An important note: You don’t have to have a registered business — say, a limited liability company or an S corporation — to report revenue on a small-business credit card application. You can also report revenue as a sole proprietor. You might be a sole proprietor, for example, if you:
Drive for a ridesharing service.
Sell items online.
Work as a freelance graphic designer.
If you’re a sole proprietor, be sure to indicate this on your application when the issuer asks about your business’ legal structure. And in the field where you add your business tax ID, put your Social Security number instead.
What to leave out
When you’re reporting revenue on a small-business credit card application, it’s best if you don't include:
Revenue you can’t verify. Don’t report it if you can’t verify it. In some cases, issuers may ask you for paperwork to back up the numbers you reported, so it’s best to stick to what you can prove. Lying or including pie-in-the-sky predictions could cost you an approval.
Income that’s not business-related. It might sound obvious, but if you work a full-time job and sell items on eBay as a side hustle, for example, income from your full-time job shouldn’t be considered “revenue.” However, it can be included in the “income” field of the application.
Nerd tip: Applications for small-business credit cards ask for information about both your business's finances and your personal finances. That's why they ask for personal "income" separately from business "revenue." Business cards require you to personally guarantee the debt on the card, so your personal finances will be considered in the approval process.
What if your business is new?
When your business is new, you might not have any revenue to speak of. And it’s OK to say that on your application.
In an email, Chase notes that applicants should report $0 in revenue if the business has no actual revenue. And Dan Arellano, vice president of small business cards at Capital One, says via email, “You should only report actual revenue that has been generated by the business on the application.”
Policies vary by issuer, but reporting a big goose egg for revenue doesn’t necessarily mean your application will be rejected.

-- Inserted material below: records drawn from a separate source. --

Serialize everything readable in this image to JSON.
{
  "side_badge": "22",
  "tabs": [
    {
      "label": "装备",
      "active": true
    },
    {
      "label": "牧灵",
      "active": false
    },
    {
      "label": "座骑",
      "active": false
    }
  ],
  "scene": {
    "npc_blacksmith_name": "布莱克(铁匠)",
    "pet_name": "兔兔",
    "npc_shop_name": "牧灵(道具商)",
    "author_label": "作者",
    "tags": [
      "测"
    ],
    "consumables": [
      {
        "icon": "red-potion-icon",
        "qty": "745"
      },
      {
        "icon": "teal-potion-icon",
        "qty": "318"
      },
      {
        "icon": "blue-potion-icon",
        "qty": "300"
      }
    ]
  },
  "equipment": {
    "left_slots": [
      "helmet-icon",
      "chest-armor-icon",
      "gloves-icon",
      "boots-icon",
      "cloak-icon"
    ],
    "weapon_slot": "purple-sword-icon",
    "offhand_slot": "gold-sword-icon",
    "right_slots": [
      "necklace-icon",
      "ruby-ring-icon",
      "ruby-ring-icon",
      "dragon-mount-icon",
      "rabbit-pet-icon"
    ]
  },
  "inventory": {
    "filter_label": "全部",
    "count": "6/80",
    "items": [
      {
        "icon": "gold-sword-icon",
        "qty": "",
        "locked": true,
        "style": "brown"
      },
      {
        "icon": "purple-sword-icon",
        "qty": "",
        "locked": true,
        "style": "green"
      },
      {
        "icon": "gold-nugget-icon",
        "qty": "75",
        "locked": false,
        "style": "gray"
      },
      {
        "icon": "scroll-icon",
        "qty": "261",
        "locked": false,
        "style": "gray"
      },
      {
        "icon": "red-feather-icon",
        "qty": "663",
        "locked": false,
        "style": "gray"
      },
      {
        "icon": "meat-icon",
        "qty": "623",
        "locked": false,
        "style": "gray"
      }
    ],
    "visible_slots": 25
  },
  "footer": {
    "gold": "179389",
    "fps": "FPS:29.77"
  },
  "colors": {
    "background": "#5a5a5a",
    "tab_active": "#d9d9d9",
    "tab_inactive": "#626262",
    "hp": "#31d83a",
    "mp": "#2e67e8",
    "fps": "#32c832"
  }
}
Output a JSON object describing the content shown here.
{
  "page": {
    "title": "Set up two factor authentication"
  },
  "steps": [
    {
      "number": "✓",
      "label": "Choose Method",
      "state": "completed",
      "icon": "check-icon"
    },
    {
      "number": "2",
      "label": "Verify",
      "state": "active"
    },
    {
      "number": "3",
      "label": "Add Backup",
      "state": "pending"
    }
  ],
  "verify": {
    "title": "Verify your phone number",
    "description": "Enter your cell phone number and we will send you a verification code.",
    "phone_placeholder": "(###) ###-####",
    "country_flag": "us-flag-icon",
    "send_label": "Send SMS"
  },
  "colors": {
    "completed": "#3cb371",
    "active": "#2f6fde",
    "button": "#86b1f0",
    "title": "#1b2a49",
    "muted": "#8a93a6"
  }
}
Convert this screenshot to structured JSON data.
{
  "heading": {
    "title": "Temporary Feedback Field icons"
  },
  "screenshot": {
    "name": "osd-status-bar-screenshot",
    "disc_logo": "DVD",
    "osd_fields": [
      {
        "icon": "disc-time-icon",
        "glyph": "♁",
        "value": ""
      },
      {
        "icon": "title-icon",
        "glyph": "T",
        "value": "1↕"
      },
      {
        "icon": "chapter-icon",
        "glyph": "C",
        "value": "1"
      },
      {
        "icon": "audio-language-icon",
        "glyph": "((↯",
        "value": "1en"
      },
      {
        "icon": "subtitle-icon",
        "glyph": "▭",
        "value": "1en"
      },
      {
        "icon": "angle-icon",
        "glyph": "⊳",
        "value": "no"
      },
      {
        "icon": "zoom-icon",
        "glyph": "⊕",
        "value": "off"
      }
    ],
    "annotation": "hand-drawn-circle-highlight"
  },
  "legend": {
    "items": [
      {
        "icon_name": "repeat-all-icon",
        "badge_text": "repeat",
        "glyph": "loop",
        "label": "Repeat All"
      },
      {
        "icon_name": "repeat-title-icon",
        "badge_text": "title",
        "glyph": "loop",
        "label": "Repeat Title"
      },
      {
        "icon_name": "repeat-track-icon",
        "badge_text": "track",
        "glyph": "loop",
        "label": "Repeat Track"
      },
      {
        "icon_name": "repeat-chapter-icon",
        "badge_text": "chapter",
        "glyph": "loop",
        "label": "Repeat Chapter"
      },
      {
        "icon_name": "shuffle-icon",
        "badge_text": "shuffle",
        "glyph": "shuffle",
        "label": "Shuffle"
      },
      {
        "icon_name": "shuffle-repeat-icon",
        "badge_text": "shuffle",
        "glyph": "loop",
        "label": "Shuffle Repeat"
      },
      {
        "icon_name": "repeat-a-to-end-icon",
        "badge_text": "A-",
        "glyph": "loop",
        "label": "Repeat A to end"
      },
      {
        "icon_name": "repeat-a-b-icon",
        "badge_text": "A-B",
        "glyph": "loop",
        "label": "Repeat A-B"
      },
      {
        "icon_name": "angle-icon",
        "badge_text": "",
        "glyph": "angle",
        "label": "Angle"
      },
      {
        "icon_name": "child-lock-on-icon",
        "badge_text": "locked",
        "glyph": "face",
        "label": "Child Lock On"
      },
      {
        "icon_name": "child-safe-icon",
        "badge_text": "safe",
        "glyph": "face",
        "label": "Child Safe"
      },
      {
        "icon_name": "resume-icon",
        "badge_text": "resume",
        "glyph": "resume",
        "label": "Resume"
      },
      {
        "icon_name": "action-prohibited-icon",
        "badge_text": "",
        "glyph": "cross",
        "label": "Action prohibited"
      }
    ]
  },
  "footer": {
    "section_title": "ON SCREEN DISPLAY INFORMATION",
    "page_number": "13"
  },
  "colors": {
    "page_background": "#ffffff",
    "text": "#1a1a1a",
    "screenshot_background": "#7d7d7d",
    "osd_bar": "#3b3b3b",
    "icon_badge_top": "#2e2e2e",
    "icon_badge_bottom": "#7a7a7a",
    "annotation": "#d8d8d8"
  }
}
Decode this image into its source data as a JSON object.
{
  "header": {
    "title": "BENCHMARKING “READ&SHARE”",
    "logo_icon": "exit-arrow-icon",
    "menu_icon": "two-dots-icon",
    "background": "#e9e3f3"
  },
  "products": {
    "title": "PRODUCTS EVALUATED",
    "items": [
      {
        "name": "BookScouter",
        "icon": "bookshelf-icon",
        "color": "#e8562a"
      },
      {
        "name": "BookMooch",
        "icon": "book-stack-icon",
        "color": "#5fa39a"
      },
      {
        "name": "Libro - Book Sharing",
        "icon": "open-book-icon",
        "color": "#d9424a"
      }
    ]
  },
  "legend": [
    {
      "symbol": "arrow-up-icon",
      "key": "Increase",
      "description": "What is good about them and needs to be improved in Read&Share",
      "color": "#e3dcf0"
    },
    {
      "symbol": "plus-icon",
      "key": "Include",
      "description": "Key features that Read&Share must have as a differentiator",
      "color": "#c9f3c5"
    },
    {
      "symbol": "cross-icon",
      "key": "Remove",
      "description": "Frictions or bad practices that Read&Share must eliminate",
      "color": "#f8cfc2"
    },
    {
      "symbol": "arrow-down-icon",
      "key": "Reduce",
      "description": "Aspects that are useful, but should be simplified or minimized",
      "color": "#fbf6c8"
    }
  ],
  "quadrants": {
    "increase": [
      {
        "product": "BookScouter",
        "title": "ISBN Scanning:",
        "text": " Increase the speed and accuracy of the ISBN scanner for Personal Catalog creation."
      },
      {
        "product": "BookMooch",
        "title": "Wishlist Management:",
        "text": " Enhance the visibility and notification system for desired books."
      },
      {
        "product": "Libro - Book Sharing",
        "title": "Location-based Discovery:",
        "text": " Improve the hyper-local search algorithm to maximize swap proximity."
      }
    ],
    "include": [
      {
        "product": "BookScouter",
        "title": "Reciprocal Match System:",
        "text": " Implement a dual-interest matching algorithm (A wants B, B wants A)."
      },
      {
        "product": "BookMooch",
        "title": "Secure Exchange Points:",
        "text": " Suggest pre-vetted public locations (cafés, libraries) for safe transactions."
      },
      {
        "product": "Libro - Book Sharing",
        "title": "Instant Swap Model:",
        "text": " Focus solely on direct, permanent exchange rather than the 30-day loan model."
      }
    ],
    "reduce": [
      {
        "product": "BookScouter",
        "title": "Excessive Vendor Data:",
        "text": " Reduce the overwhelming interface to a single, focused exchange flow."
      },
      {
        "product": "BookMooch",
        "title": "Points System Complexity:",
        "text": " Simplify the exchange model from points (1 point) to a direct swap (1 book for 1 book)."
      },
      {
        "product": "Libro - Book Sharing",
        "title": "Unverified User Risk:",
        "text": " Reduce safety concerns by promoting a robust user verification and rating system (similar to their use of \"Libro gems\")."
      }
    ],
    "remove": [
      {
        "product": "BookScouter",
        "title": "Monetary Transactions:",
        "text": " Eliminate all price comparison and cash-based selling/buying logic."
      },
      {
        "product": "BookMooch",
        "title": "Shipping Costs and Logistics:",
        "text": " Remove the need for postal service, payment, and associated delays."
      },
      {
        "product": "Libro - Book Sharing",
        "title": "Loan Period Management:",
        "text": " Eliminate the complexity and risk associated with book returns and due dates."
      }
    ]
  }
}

“We require both income and revenue in our application,” Discover says via email. “For new businesses that don’t have revenue, we will rely on the income for decision-making.”
With some issuers, it could be OK to include sales projections here, too. When businesses are new, “generally, clients will report projected revenue based on their business plan, projected sales and potential contracts,” Dolor of Bank of America says.
Just be sure to keep those supporting documents handy, in case the issuer follows up with any questions.
The specifics: What major issuers said
NerdWallet asked the major small-business credit card issuers what should be included and excluded from revenue reported on credit card applications. Here’s how each issuer responded.
American Express: American Express asks for “Annual Business Revenue” on its small-business credit card applications. This issuer declined to provide more detail.
Bank of America: “For credit requests, clients typically report last year’s sales when providing gross annual sales figures,” Dolor of Bank of America says.
Capital One: “For [the revenue] section, business owners should include the gross revenue collected by the business over the past year,” Arellano of Capital One says. “Applicants should not include any revenue [or] income streams that are not directly tied to the business on the application.”
Chase: The revenue you report on your credit card application should be “what you last reported for your business revenue before any expenses or taxes,” according to an email from Chase.
Citi: Citi asks for “Annual Business Revenue” on its small-business credit card applications. The issuer didn’t provide further detail.
Discover: “Applicants should include the latest available annual revenue that can be verified,” according to an email from Discover. The issuer notes that applicants shouldn’t include anything that isn’t business-related.